Russian President Vladimir Putin and Chinese President Xi Jinping.

Russian President Vladimir Putin and Chinese President Xi Jinping. 
Alexei Druzhinin/Sputnik/AFP

 Central Intelligence Agency director William Burns said on Wednesday that Russia's struggles in Ukraine would likely affect "how and when" China decides to invade Taiwan.

Speaking to NBC at the Aspen Security Forum, Burns said the Chinese may have learned vital lessons from the war.

He speculated that the Chinese have likely been left "unsettled" by the poor performance of Russian troops and Russian President Vladimir Putin's "strategic failure" in Ukraine.

Despite these concerns, Burns warned that Chinese President Xi Jinping's determination to "assert China's control" over Taiwan should not be underestimated. 

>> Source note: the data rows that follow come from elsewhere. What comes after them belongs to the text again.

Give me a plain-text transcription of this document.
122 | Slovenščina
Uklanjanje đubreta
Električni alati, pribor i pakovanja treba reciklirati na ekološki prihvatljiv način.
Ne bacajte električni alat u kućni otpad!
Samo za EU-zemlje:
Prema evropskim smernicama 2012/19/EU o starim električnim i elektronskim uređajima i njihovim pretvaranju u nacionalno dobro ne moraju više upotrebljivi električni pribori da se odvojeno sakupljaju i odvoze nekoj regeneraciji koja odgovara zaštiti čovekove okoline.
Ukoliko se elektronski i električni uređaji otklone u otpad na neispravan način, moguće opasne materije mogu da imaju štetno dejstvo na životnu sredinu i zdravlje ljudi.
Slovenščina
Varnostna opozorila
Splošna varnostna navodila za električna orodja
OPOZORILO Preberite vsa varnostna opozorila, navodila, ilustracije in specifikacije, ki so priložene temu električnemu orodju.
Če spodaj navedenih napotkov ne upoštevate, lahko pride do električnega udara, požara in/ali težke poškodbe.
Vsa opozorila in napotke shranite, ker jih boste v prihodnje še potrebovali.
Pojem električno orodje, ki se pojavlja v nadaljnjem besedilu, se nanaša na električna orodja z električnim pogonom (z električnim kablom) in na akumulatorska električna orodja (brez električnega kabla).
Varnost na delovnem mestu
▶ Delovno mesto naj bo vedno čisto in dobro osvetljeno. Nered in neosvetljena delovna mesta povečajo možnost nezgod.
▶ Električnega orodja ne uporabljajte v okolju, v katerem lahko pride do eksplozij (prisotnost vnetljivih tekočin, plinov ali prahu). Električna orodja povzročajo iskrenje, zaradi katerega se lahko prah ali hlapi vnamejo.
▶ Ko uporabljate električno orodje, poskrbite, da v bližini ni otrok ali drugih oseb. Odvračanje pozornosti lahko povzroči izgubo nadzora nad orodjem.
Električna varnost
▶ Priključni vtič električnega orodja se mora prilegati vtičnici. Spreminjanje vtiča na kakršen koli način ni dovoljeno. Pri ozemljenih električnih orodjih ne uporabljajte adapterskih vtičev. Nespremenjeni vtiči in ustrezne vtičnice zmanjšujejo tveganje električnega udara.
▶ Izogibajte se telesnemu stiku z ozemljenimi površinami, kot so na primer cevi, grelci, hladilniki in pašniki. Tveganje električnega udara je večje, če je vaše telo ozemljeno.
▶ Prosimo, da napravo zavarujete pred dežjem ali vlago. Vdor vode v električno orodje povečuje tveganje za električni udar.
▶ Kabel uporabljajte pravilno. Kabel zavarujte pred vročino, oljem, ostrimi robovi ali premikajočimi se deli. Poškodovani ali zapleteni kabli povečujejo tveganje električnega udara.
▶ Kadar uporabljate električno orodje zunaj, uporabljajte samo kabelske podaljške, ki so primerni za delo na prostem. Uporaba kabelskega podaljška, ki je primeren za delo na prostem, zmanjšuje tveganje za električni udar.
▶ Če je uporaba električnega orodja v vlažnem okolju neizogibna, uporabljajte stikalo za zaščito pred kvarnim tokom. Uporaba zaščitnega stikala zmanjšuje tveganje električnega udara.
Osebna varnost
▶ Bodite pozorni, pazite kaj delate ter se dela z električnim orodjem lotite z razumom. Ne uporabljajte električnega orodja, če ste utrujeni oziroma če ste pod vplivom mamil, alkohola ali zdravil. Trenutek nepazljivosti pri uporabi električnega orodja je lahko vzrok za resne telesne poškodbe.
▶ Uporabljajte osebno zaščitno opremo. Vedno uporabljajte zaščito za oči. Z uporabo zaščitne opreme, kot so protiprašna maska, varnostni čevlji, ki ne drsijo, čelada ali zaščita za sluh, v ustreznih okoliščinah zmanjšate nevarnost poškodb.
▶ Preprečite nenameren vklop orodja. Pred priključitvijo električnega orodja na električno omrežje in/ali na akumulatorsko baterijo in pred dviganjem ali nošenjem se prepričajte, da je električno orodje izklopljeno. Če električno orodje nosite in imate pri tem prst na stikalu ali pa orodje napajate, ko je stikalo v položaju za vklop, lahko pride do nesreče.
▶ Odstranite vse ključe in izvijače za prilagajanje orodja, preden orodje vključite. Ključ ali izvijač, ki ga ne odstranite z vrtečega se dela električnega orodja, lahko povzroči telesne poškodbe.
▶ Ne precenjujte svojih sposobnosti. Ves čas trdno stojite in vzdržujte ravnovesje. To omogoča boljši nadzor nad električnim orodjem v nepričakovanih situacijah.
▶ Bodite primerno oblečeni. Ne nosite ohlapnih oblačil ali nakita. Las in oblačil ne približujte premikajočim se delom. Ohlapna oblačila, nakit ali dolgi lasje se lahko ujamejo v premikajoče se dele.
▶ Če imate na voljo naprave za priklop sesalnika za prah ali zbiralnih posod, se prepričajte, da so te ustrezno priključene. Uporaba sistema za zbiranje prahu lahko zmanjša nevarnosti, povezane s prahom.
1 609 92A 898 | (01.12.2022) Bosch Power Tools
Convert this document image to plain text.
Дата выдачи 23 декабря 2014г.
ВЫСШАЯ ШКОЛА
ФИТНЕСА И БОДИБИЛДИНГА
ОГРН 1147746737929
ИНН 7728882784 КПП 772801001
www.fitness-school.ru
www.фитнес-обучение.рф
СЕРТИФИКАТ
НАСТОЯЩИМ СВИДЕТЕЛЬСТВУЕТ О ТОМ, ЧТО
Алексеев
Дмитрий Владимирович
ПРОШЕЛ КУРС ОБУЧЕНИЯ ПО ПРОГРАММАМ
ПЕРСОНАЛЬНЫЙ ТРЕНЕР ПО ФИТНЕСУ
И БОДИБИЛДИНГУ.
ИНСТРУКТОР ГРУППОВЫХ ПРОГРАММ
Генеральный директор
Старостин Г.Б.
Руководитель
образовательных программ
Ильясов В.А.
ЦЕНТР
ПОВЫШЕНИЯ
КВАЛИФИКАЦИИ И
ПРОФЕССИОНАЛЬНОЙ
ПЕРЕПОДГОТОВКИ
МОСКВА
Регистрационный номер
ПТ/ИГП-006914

"I think the Chinese leadership is trying to study the lessons of Russia's invasion of Ukraine," he said. "I think our sense is that it probably affects less the question of whether the Chinese leadership might choose some years down the road to use force to control Taiwan, but how and when they would do it."

Burns added that China had likely observed that "overwhelming force" would be necessary to ensure "quick, decisive victories" in any invasion attempt. He compared this to Russia's drawn-out conflict in Ukraine, which he said was "not a sustainable political endgame."

With such factors in mind, Burns said the Chinese leadership might be looking to "amass overwhelming force," and "shore up" their economy against possible international sanctions.

As for Xi's immediate priorities, Burns said he is likely focused on cementing his power during the upcoming Communist Party Congress and keeping the Chinese economy afloat. However, he added that the chances of a Taiwan invasion would be "higher" in the latter part of the 2020s.

The Chinese government has claimed Taiwan as a "renegade province" that is part of its territory, while the Taiwanese view the island as an independently ruled, self-governing state with its own military.

Political figures — including former President Donald Trump — have speculated that China would likely attempt a military assault on Taiwan, particularly after Putin invaded Ukraine in February. The Taiwanese are currently attempting to shore up their defenses in preparation for a potential Chinese invasion by training for urban warfare.